Mattershift, an NYC-based startup with alumni from MIT and Yale has achieved a breakthrough in making carbon nanotube (CNT) membranes at large scale. The startup is developing the technology's ability to combine and separate individual molecules to make gasoline, diesel, and jet fuel from CO2 removed from the air.
Tests confirming that Mattershift's large-scale CNT membranes match the characteristics and performance of small prototype CNT membranes previously reported on in the scientific literature were published today in Science Advances. The paper was the result of a collaboration between Mattershift and researchers in the labs of Dr. Benny Freeman at The University of Texas at Austin and Dr. Jeffrey McCutcheon at the University of Connecticut.

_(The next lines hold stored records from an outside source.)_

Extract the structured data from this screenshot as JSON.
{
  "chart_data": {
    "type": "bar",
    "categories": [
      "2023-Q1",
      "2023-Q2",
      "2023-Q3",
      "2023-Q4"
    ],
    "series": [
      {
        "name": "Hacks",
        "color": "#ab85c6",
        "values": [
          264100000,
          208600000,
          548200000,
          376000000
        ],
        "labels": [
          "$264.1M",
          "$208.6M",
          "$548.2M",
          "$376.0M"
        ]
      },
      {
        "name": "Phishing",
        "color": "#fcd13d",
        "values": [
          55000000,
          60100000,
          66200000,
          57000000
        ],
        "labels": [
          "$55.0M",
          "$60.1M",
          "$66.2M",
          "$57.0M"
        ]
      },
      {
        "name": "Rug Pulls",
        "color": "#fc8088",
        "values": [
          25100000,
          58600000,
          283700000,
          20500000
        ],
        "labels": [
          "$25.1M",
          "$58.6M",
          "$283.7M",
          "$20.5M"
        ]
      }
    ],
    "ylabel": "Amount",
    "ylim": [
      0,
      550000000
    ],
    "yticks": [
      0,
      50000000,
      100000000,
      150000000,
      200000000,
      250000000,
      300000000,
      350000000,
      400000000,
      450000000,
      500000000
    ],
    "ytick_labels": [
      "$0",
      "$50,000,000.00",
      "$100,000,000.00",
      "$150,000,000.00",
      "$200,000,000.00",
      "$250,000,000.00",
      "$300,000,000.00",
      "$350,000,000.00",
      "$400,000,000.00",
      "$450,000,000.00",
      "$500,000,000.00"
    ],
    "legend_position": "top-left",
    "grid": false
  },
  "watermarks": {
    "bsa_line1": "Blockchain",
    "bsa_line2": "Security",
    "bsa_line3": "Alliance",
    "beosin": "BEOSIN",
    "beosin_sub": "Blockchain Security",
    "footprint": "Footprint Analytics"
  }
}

For 20 years, researchers have shown that CNT membranes offer tremendous promise for a wide variety of uses including the low-cost production of ethanol fuel, precision drug delivery, low-energy desalination of seawater, purification of pharmaceutical compounds, and high-performance catalysis for the production of fuels. The difficulty and high cost of making CNT membranes has confined them to university laboratories and has been frequently cited as the limiting factor in their widespread use. Mattershift's ability to mass-produce CNT membranes unleashes the potential of this technology.
"Achieving large scale production of carbon nanotube membranes is a breakthrough in the membrane field," said Dr. Freeman, Professor of Chemical Engineering at UT Austin. "It's a huge challenge to take novel materials like these and produce them at a commercial level, so we're really excited to see what Mattershift has done here. There's such a large, unexplored potential for carbon nanotubes in molecular separations, and this technology is just scratching the surface of what's possible."
The company has already booked its first sales and will ship products later this year for use in a seawater desalination process that uses the least amount of energy ever demonstrated at pilot scale.
"We're excited to work with Mattershift because its membranes are uniquely tailored to allow salts to pass through our system while retaining our draw solute," said John Webley, CEO of Trevi Systems in Petaluma, California. "We already demonstrated the world's lowest energy desal process in our pilot plant in the UAE last year, and Mattershift's membranes are going to allow us to push the energy consumption even lower."
Three significant advances made this breakthrough possible. First, there has been a 100-fold reduction in the cost of carbon nanotubes in the last 10 years, with a corresponding increase in their quality. Second, is the growing understanding of how matter behaves in nano-confined environments like the interior of sub-nm CNTs, in which molecules move single file at high rates and act differently than they do in bulk fluids. And third, has been the increase in funding for tough tech startups, which enabled Mattershift to spend 5 years of intense R&D developing its technology.
"This technology gives us a level of control over the material world that we've never had before," said Mattershift Founder and CEO, Dr. Rob McGinnis. "We can choose which molecules can pass through our membranes and what happens to them when they do. For example, right now we're working to remove CO2 from the air and turn it into fuels. This has already been done using conventional technology, but it's been too expensive to be practical. Using our tech, I think we'll be able to produce carbon-zero gasoline, diesel, and jet fuels that are cheaper than fossil fuels."
Video Demo: Mattershift prototype testing for molecular extraction of fuel: vimeo.com/251516969
Using CNT membranes to produce fuels is actually just one example of a technology predicted by Nobel Prize winning physicist, Richard Feynman in the 1950s, known as Molecular Factories. Molecular Factories work by combining processes such as catalysis, separation, purification, and molecular-scale manipulation by nanoelectromechanical systems (NEMS) to make things from molecular building blocks. Each nanotube acts as a conveyor belt that performs functions on molecules as they pass through, single file, analogous to how factories function at the macro scale.
"It should be possible to combine different types of our CNT membranes in a machine that does what molecular factories have long been predicted to do: to make anything we need from basic molecular building blocks," said McGinnis. "I mean, we're talking about printing matter from the air. Imagine having one of these devices with you on Mars. You could print food, fuels, building materials, and medicines from the atmosphere and soil or recycled parts without having to transport them from Earth."